Waiting for my daughter’s school bus, a March
afternoon brushed haunted and grey, I keep
company with the clouds, their gaunt reflections
charcoaled atop our pond, the wind tugging its iron
cloak around trees standing nude along the shore,
as if between acts and someone has stolen their
beautiful gowns. I feel feral and alone, slouching
in my black coat and sipping a Pepsi One, thinking
again I’ll never shake my lust for pills, narcotics
which have unknit my life so completely. I close
my eyes and concentrate on something brighter,
take another swig off my harmless soda. Above
me, a small abacus of birds fills a telephone
wire, and I smile when I think of her, my daughter
Grace: ten-years-old and sunk deep in a harem
of gossip as she navigates fourth grade; deciding
at lunch which queen is ripe for the plucking. And
if it isn’t hysteria wrought by the Jonas Brothers,
then it’s the complaint her arms are too fat, holding
them out, incredulous, for my wife and me to inspect.
But what she doesn’t know is that every day she saves
my life—drilling the science quiz together at night,
or just by asking that I pass the ketchup at dinner
is what keeps me here, awkward yet alive. And
now, the yellow cube of her bus rounding the corner,
stopping in front of the driveway. I see her through
the windows laughing, popping gum at her friends.
It’s only when she steps onto the pavement, crosses
the street toward me that I realize we’re both moving,
both in the process of leaving something behind.

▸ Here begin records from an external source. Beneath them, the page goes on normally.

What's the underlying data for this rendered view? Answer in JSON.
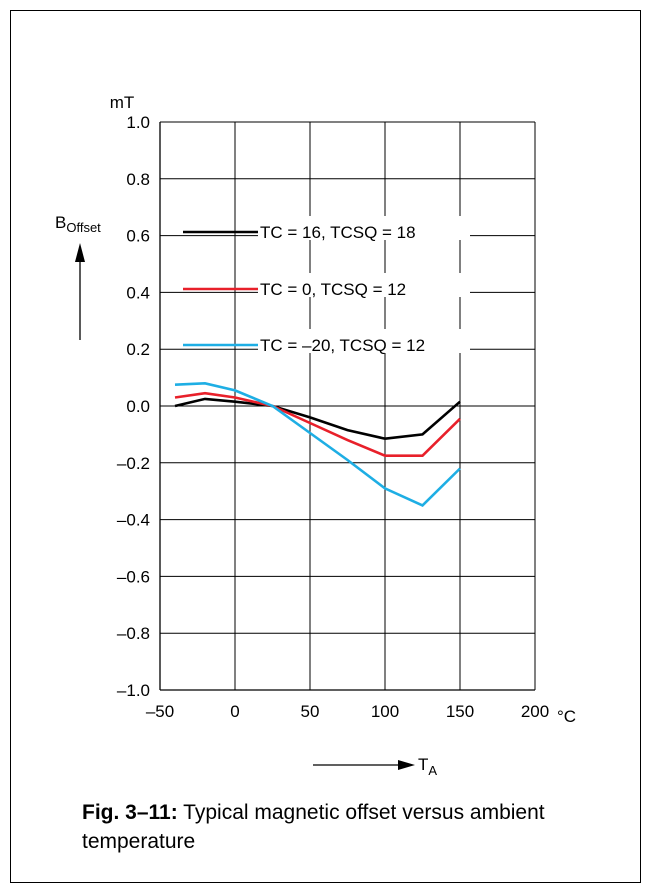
{
  "chart_data": {
    "type": "line",
    "y_unit": "mT",
    "y_symbol": "B",
    "y_symbol_sub": "Offset",
    "x_unit": "°C",
    "x_symbol": "T",
    "x_symbol_sub": "A",
    "xlim": [
      -50,
      200
    ],
    "ylim": [
      -1.0,
      1.0
    ],
    "x_ticks": [
      -50,
      0,
      50,
      100,
      150,
      200
    ],
    "x_tick_labels": [
      "–50",
      "0",
      "50",
      "100",
      "150",
      "200"
    ],
    "y_ticks": [
      1.0,
      0.8,
      0.6,
      0.4,
      0.2,
      0.0,
      -0.2,
      -0.4,
      -0.6,
      -0.8,
      -1.0
    ],
    "y_tick_labels": [
      "1.0",
      "0.8",
      "0.6",
      "0.4",
      "0.2",
      "0.0",
      "–0.2",
      "–0.4",
      "–0.6",
      "–0.8",
      "–1.0"
    ],
    "grid": true,
    "legend_placement": "upper-center",
    "series": [
      {
        "name": "TC = 16, TCSQ = 18",
        "color": "#000000",
        "x": [
          -40,
          -20,
          0,
          25,
          50,
          75,
          100,
          125,
          150
        ],
        "y": [
          0.0,
          0.025,
          0.015,
          0.0,
          -0.04,
          -0.085,
          -0.115,
          -0.1,
          0.015
        ]
      },
      {
        "name": "TC = 0, TCSQ = 12",
        "color": "#e8202a",
        "x": [
          -40,
          -20,
          0,
          25,
          50,
          75,
          100,
          125,
          150
        ],
        "y": [
          0.03,
          0.045,
          0.03,
          0.0,
          -0.06,
          -0.12,
          -0.175,
          -0.175,
          -0.045
        ]
      },
      {
        "name": "TC = –20, TCSQ = 12",
        "color": "#1eaee4",
        "x": [
          -40,
          -20,
          0,
          25,
          50,
          75,
          100,
          125,
          150
        ],
        "y": [
          0.075,
          0.08,
          0.055,
          0.0,
          -0.095,
          -0.19,
          -0.29,
          -0.35,
          -0.22
        ]
      }
    ]
  },
  "caption": {
    "label": "Fig. 3–11:",
    "text": " Typical magnetic offset versus ambient temperature"
  }
}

Christopher Locke from Waiting For Grace and Other Poems, Wortech Communication, 2013
(With permission)

 

But what she doesn’t know is that every day she saves/ my life -. Yes. How the extraordinary ordinary can keep us sane and alive. And how poetry can save a life. What grace that is. And no matter how long you might wait for it it is only a page or mouse click away.